Some of the techniques [of Scientology] are highly valuable and warrant further 
study and experimentation. The E Meter is a useful device… (many variations of 
this instrument are possible). On the other hand I am in flat disagreement with 
the organizational policy. No body of knowledge needs an organizational policy. 
Organizational policy can only impede the advancement of knowledge. There is a 
basic incompatibility between any organization and freedom of thought.

For his inquiries, Burroughs reports, he was expelled from the organization and 
in 1968 was put into what Scientologists call a condition of "Treason"; though 
the exact circumstances surrounding this incident remain unclear. Burroughs's 
public battle against the Church continued in a 1972 issue of Rolling Stone, 
where he expressed his support for Robert Kaufmann's exposé, Inside 
Scientology, published by Olympia Press. Here Burroughs uses his harshest 
language yet: "Scientology is a model control system, a state in fact with its 
own courts, police, rewards and penalties." Strangely enough, despite his break 
with the group, Scientology reappeared in the 1972 film Bill and Tony, which 
Burroughs made with Antony Balch (the masturbating guy in Towers Open Fire). In 
Bill and Tony, an image of Burroughs's disembodied floating head recites 
instructions for how to operate an auditing session.
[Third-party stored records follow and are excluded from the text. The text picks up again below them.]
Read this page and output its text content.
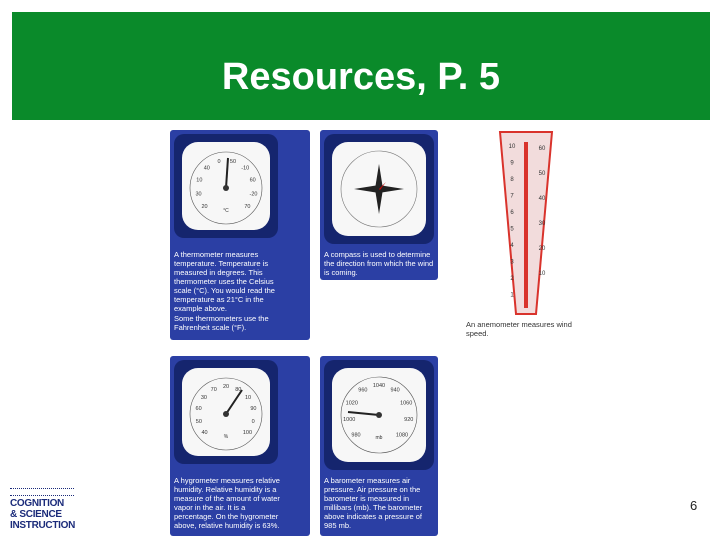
Resources, P. 5
20
30
10
40
0 50
-10
60
-20
70
°C
A thermometer measures temperature. Temperature is measured in degrees. This thermometer uses the Celsius scale (°C). You would read the temperature as 21°C in the example above.
Some thermometers use the Fahrenheit scale (°F).
A compass is used to determine the direction from which the wind is coming.
10
9
8
7
6
5
4
3
2
1
60
50
40
30
20
10
An anemometer measures wind speed.
40
50
60
30
70 20 80
10
90
0
100
%
A hygrometer measures relative humidity. Relative humidity is a measure of the amount of water vapor in the air. It is a percentage. On the hygrometer above, relative humidity is 63%.
980
1000
1020
960
1040
940
1060
920
1080
mb
A barometer measures air pressure. Air pressure on the barometer is measured in millibars (mb). The barometer above indicates a pressure of 985 mb.
COGNITION
& SCIENCE
INSTRUCTION
6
So what are we supposed to make of all this? On one level it's hard to say, but 
what ought to be abundantly clear is that Burroughs took Scientology quite 
seriously indeed for the better part of a decade—during what was arguably his 
most artistically fertile period. Burroughs clearly had his own uses for 
Scientology. Gysin once quipped that Burroughs was probably the first person to 
make more money from Scientology than the organization made from him. This may 
be true, but Burroughs wasn't investigating the Church cynically. Today, where 
so much attention focuses on the science fictional origins of Scientology, it 
is easy to forget how seemingly in harmony the Church was with a whole range of 
countercultural, "New Age," and anti-psychiatric practices in the Sixties.

What becomes clear when you listen to Burroughs talking about Scientology is 
that he associated the group with a range of mind-expanding and mind-freeing 
practices: Wilhelm Reich's trippy Orgone Accumulator, which Jack Kerouac wrote 
about in On the Road; Mayan calendrical mind control systems; hallucinogens 
(especially the plant yagé) and other powerful mind-altering drugs; 
apomorphine, which he used several times to treat his drug addiction; the 
rambling, sarcastic monologues he called "routines"; the Dream Machine 
Burroughs invented with Gysin, a machine that supposedly could simulate 
"alpha-waves"; and of course his ultimate weapon in the Burroughs arsenal, the 
cut-up, which was designed to jam up what he called "the Reality Studio," aka 
the everyday, conditioned, mind-controlled reality. If you spend enough time 
digging through Burroughs's writing, you get the sense that Burroughs thought 
he lived in a very literally real science fictional world.

Absent from Burroughs's writing are any references to body thetans, Xenu, the 
Galactic Confederacy, Douglas DC-8 airliners, volcanic hydrogen bombs, or other 
beliefs more recently associated with Scientology, thanks to the South Park 
episode, "Trapped in the Closet" and Lawrence Wright's epically long New Yorker 
article on the defection of the film director Paul Haggis from the church). 
It's too bad Burroughs didn't achieve a higher OT level; he could have mined 
Scientology's madcap space opera as a source for even more mind-bending books.

Lee Konstantinou is author of the novel Pop Apocalypse, and begins a teaching 
fellowship in English at Princeton in the fall.